Un commerce que la Commission Bergier pourrait détailler. A condition qu'elle accède aux archives du fabricant d'armes, ou à ce qu'il en reste. Seulement voilà, l'entreprise cherche à récuser l'expert désigné, Peter Hug, sous prétexte qu'il est aussi spécialiste de l'armement pour le compte du Parti socialiste suisse. «Il n'est pas neutre, assène Yvonne Büchel. Ceci dit, nous espérons régler au plus vite ce problème avec la Commission Bergier. Nous voulons aussi connaître la vérité.»
Une bonne partie de cette histoire se trouve aux Archives fédérales, à Berne, comme le montrent des documents découverts par «L'Hebdo». Ils permettent de lever une partie du secret entourant les pratiques peu glorieuses de l'armurier Bührle entre 1939 et 1945, via la trajectoire aventureuse de Rudolf Ruscheweyh.
Pour les Américains, cet homme d'influence était «l'un des plus grands profiteurs de guerre et des moins scrupuleux corrupteurs de la Deuxième Guerre mondiale», si l'on en croit un mémorandum secret du programme de recouvrement des fonds nazis «Safehaven» du 22 mai 1945. De son côté, la police criminelle de la ville de Berne découvre son existence le 7 février 1940, lorsqu'un agent tombe en arrêt devant sa Cadillac sombre. Le véhicule, immatriculé en Hollande, est équipé d'antennes dissimulées sous le châssis qui en font une station radio mobile. On pense déjà à de l'espionnage.

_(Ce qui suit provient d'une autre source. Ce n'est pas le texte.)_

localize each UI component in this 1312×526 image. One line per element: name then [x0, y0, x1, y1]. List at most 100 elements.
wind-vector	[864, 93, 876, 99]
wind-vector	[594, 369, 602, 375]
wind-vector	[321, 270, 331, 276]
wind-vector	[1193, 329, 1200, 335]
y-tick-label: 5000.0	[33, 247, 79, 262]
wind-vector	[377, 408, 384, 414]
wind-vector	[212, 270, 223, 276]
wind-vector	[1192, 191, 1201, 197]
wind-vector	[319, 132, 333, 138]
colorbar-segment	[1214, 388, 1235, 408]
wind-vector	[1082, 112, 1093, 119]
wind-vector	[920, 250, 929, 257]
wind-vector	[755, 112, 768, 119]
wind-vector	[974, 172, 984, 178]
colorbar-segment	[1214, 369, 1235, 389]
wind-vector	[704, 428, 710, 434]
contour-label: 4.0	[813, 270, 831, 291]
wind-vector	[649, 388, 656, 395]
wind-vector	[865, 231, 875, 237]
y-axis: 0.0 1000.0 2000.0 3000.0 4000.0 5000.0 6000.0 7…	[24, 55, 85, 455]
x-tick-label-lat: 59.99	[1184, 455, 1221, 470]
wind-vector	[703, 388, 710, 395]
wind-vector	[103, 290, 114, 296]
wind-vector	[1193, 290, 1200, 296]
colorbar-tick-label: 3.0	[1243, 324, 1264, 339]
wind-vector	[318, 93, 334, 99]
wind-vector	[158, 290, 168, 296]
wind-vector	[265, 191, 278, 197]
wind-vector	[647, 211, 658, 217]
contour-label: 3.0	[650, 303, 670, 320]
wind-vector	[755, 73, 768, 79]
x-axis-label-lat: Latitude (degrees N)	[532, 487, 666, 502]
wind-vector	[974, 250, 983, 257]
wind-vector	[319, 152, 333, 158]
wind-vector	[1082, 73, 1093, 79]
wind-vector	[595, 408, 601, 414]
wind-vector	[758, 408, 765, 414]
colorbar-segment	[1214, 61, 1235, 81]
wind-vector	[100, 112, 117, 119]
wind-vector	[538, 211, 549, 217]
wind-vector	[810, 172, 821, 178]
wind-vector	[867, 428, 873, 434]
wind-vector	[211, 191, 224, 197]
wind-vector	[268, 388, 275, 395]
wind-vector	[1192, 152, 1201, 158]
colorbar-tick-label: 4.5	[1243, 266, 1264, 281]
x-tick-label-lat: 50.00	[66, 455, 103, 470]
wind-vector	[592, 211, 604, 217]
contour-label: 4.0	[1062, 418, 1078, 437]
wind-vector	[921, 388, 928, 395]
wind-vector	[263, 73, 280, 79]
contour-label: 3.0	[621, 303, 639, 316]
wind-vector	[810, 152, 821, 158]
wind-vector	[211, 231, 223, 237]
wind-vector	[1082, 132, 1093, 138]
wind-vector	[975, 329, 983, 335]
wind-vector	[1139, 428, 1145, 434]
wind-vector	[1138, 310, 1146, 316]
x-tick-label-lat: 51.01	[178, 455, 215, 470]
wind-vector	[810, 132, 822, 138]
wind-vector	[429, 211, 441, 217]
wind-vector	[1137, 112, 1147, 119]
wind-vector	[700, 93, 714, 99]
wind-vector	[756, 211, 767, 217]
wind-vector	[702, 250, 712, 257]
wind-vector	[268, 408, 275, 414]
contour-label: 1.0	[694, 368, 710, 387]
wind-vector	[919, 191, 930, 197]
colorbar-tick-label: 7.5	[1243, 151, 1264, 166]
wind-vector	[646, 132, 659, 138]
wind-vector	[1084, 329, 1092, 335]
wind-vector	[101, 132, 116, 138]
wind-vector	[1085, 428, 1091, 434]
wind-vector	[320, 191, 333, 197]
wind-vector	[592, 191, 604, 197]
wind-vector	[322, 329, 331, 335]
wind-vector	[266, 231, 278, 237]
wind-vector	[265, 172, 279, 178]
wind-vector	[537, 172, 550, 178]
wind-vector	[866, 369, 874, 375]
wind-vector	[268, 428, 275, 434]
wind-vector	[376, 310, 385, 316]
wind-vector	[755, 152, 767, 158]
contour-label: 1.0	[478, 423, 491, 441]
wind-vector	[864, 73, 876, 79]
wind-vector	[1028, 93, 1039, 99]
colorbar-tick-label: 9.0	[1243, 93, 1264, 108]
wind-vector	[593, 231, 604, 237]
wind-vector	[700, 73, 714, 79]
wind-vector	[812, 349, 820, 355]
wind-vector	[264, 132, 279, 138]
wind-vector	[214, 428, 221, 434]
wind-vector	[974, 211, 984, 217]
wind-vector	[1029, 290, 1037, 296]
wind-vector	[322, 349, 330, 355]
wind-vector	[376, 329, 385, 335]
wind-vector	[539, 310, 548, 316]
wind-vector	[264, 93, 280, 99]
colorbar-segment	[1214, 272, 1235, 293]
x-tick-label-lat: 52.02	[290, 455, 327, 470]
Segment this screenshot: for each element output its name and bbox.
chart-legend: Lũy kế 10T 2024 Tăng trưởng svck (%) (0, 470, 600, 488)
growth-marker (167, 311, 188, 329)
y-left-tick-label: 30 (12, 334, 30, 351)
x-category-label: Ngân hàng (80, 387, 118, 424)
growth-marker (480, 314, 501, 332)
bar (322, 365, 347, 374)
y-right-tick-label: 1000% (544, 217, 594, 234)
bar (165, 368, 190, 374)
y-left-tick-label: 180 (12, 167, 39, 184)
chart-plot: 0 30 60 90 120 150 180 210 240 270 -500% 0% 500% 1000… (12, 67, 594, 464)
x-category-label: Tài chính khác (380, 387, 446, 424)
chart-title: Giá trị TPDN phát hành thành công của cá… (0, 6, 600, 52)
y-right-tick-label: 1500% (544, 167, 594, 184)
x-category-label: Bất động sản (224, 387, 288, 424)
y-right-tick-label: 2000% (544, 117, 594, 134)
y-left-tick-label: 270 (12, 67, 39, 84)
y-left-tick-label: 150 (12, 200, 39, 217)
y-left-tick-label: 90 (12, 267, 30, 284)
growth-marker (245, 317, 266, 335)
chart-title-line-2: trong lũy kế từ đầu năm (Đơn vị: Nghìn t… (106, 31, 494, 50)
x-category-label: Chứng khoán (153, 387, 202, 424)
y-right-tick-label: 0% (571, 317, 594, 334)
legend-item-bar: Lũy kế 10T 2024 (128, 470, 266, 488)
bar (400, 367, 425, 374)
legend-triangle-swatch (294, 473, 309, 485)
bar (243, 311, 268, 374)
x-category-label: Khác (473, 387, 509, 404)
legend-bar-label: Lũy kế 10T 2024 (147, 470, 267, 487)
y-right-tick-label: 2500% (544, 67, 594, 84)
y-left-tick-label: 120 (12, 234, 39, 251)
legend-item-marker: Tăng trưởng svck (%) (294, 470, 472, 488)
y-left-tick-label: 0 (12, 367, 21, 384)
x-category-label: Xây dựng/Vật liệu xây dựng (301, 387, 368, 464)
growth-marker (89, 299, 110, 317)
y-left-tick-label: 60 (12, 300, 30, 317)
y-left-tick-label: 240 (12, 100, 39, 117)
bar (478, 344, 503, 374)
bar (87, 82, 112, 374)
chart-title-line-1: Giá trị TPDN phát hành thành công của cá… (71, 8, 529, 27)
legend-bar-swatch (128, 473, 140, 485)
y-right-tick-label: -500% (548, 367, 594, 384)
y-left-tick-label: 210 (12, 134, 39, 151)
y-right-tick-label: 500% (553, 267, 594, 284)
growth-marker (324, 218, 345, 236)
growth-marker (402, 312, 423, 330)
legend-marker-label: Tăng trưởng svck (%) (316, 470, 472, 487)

Un an plus tard (septembre 1941), Rudolf Ruscheweyh fait l'objet d'une dénonciation à la Direction des douanes. L'employé d'un hôtel zurichois rapporte que ce voyageur, client régulier, achète des chaussures, habits, cigarettes, et les entasse dans quatre ou cinq malles qu'il fait plomber au consulat d'Allemagne à Zurich. Il fera mieux par la suite, allant jusqu'à se balader avec 700 000 à 800000 francs en espèces, à ajouter aux coffres plombés qu'il emmène toujours avec lui.
Rudolf Ruscheweyh va faire l'objet d'une surveillance attentive. L'imposant rapport que lui a consacré le Ministère public* nous apprend que ce grand voyageur, qui roule désormais en Buick, a pour habitude de descendre à l'hôtel zurichois Zum Storchen. Un établissement où l'usine d'armement Bührle vient d'investir beaucoup d'argent.
C'est là qu'il reçoit des hommes d'affaires, et notamment des représentants du marchand de canons Bührle, dont il emprunte à l'occasion la voiture pour se rendre au Liechtenstein. Rien d'étonnant à cela: Rudolf Ruscheweyh est encore le très officiel représentant et directeur de l'antenne berlinoise de la fabrique d'Oerlikon. Un homme clé dans le commerce d'armes florissant que l'entreprise zurichoise mène depuis le début de la guerre avec l'armée allemande.
Avec «le soutien résolu d'Emil Bührle, Ruscheweyh se fait construire une villa d'une valeur d'un million de francs au Liechtenstein», note la Police cantonale zurichoise, qui précise par ailleurs que les deux hommes voyagent ensemble et donnent les signes de «l'entente la plus cordiale» (rapport du 26 janvier 1944).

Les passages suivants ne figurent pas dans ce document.